All heads of executive departments and agencies must make available to DHS any facilities that could be used to house and care for families pending immigration proceedings. The Defense Department is specifically directed to construct any facilities that may be necessary toward that end “if necessary and consistent with law.”
The order has two additional provisions regarding the Justice Department. It orders the attorney general to prioritize the handling of cases involving families. It also directs the attorney general to seek to modify a 21-year-old settlement agreement that stipulates that the government cannot hold minors in immigration detention for more than 20 days. The Trump administration has pointed to that agreement—called the “Flores settlement” after Flores v. Reno, the case in which it was reached—as the reason it has said it must separate children from their parents. To achieve its goal of prosecuting all illegal-entry cases, the government must hold parents in detention—but Flores bars the government from holding children under such circumstances for long periods of time. The order directs Attorney General Jeff Sessions to “promptly” request that Judge Dolly Gee, the federal judge in the U.S. District Court for the Central District of California who oversees the Flores settlement, modify the agreement to allow for extended detention of children with their parents “throughout the pendency of criminal proceedings for improper entry or any removal or other immigration proceedings.”

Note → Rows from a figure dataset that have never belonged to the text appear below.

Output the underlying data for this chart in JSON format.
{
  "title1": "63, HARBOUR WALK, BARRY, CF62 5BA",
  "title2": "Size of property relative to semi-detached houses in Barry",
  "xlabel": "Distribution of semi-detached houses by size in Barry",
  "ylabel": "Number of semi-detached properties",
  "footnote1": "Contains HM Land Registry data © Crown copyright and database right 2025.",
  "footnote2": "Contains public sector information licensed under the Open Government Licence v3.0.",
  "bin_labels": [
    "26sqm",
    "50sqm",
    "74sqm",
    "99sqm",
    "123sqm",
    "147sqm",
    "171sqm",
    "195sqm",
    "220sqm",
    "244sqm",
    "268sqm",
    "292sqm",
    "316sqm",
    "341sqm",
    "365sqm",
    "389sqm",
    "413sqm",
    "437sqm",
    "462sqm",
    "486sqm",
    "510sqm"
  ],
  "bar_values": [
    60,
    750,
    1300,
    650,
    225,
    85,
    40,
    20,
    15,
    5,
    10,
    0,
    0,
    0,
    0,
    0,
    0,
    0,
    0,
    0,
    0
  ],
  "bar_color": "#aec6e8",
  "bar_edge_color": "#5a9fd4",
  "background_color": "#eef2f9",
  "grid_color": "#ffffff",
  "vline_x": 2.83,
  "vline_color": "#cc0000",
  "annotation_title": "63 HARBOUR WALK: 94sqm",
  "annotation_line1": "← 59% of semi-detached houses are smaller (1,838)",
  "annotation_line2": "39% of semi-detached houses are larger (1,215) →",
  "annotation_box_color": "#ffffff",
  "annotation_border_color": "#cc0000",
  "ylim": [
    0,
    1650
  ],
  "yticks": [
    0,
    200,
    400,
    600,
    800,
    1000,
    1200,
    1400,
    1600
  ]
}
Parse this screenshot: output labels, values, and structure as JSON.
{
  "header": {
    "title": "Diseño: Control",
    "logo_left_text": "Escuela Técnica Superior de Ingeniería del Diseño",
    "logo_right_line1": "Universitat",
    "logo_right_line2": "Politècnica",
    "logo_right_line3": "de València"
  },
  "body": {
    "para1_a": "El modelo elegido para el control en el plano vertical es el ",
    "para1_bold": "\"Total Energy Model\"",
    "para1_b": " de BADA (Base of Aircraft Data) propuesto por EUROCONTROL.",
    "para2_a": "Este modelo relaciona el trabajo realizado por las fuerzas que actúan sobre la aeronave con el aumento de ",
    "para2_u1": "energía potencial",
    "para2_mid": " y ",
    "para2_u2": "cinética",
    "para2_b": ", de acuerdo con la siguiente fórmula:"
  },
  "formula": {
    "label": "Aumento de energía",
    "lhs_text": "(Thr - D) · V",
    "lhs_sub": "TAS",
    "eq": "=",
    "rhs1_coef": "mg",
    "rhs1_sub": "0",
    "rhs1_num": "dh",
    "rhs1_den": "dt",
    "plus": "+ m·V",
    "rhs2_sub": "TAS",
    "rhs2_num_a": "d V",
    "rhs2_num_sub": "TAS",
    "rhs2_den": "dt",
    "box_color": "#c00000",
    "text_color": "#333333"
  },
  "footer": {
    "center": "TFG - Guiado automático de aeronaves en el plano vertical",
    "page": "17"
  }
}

It is not clear what will happen if the administration is unable to secure an amendment to the Flores agreement. In a media call after the order was released, senior Justice Department official Gene Hamilton suggested that, absent new authority from a federal judge to detain children for longer than is currently allowed, the practice of separating families may resume at the 20-day mark. Hamilton also voiced support for legislation that would allow for prolonged detention of children alongside their parents.
Meanwhile, the order says nothing about reuniting the more than 2,300 children who have already been separated from their parents. While a Department of Health and Human Services official initially stated that the department is not to apply the executive order to children currently in HHS custody, a statement released later Wednesday said that HHS that it is “awaiting guidance on the matter.”
In the meantime, the administration faces ongoing legal challenges. The ACLU is seeking a class-action lawsuit to halt the separation of children and families without good cause; a status conference is scheduled for Thursday in light of the executive order. And two lawsuits have been filed in the U.S. District Court for the District of Columbia—one on behalf of a mother from Guatemala released from custody but not yet reunited with her son, and one on behalf of three migrant parents separated from their children in detention. Whatever the administration hoped to achieve with its order, the legal knot that President Trump’s immigration enforcement policy created is far from untangled.